Background & aims: In nonrandomized trials, photodynamic therapy (PDT) had a promising effect on nonresectable cholangiocarcinoma (NCC). This prospective, open-label, randomized, multicenter study with a group sequential design compared PDT in addition to stenting (group A) with stenting alone (group B) in patients with NCC.

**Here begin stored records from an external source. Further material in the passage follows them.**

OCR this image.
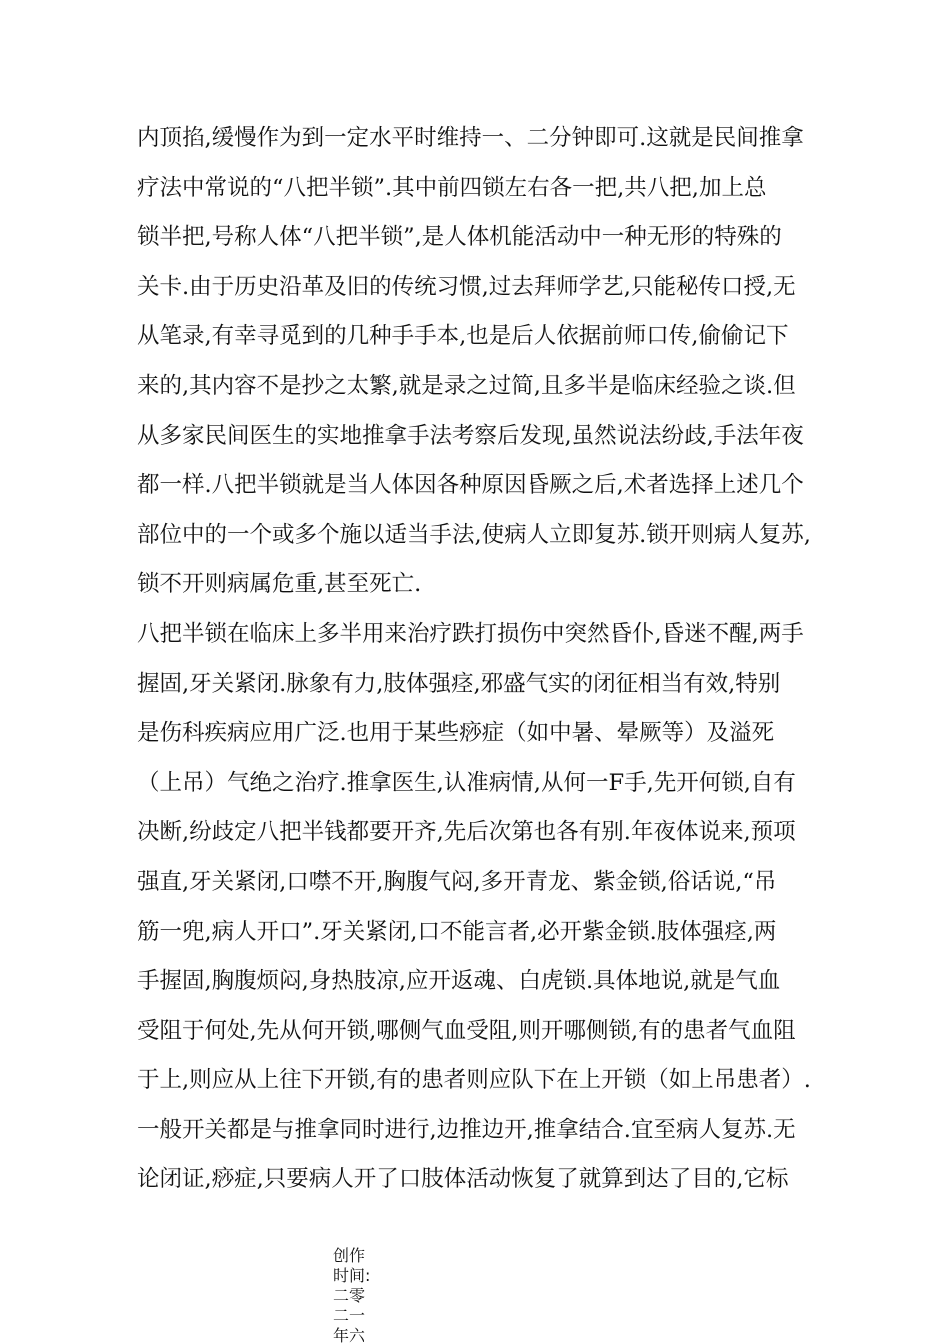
内顶掐,缓慢作为到一定水平时维持一、二分钟即可.这就是民间推拿
疗法中常说的“八把半锁”.其中前四锁左右各一把,共八把,加上总
锁半把,号称人体“八把半锁”,是人体机能活动中一种无形的特殊的
关卡.由于历史沿革及旧的传统习惯,过去拜师学艺,只能秘传口授,无
从笔录,有幸寻觅到的几种手手本,也是后人依据前师口传,偷偷记下
来的,其内容不是抄之太繁,就是录之过简,且多半是临床经验之谈.但
从多家民间医生的实地推拿手法考察后发现,虽然说法纷歧,手法年夜
都一样.八把半锁就是当人体因各种原因昏厥之后,术者选择上述几个
部位中的一个或多个施以适当手法,使病人立即复苏.锁开则病人复苏,
锁不开则病属危重,甚至死亡.
八把半锁在临床上多半用来治疗跌打损伤中突然昏仆,昏迷不醒,两手
握固,牙关紧闭.脉象有力,肢体强痉,邪盛气实的闭征相当有效,特别
是伤科疾病应用广泛.也用于某些痧症（如中暑、晕厥等）及溢死
（上吊）气绝之治疗.推拿医生,认准病情,从何一F手,先开何锁,自有
决断,纷歧定八把半钱都要开齐,先后次第也各有别.年夜体说来,预项
强直,牙关紧闭,口噤不开,胸腹气闷,多开青龙、紫金锁,俗话说,“吊
筋一兜,病人开口”.牙关紧闭,口不能言者,必开紫金锁.肢体强痉,两
手握固,胸腹烦闷,身热肢凉,应开返魂、白虎锁.具体地说,就是气血
受阻于何处,先从何开锁,哪侧气血受阻,则开哪侧锁,有的患者气血阻
于上,则应从上往下开锁,有的患者则应队下在上开锁（如上吊患者）.
一般开关都是与推拿同时进行,边推边开,推拿结合.宜至病人复苏.无
论闭证,痧症,只要病人开了口肢体活动恢复了就算到达了目的,它标
创作时间:二零二一年六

Methods: In patients with histologically confirmed cholangiocarcinoma, endoscopic or percutaneous double stenting was performed. Patients fulfilling inclusion criteria were randomized to group A (stenting and subsequent PDT) and group B (stenting alone). For PDT, Photofrin 2 mg/kg body wt was injected intravenously 2 days before intraluminal photoactivation (wavelength, 630 nm; light dose, 180 J/cm(2)). Further treatments were performed in cases of residual tumor in the bile duct. The primary outcome parameter was survival time. Secondary outcome parameters were cholestasis and quality of life.
Results: PDT resulted in prolongation of survival (group A: n = 20, median 493 days; group B: n = 19, median 98 days; P < 0.0001). It also improved biliary drainage and quality of life.
Conclusions: PDT, given in addition to best supportive care, improves survival in patients with NCC. The study was terminated prematurely because PDT proved to be so superior to simple stenting treatment that further randomization was deemed unethical.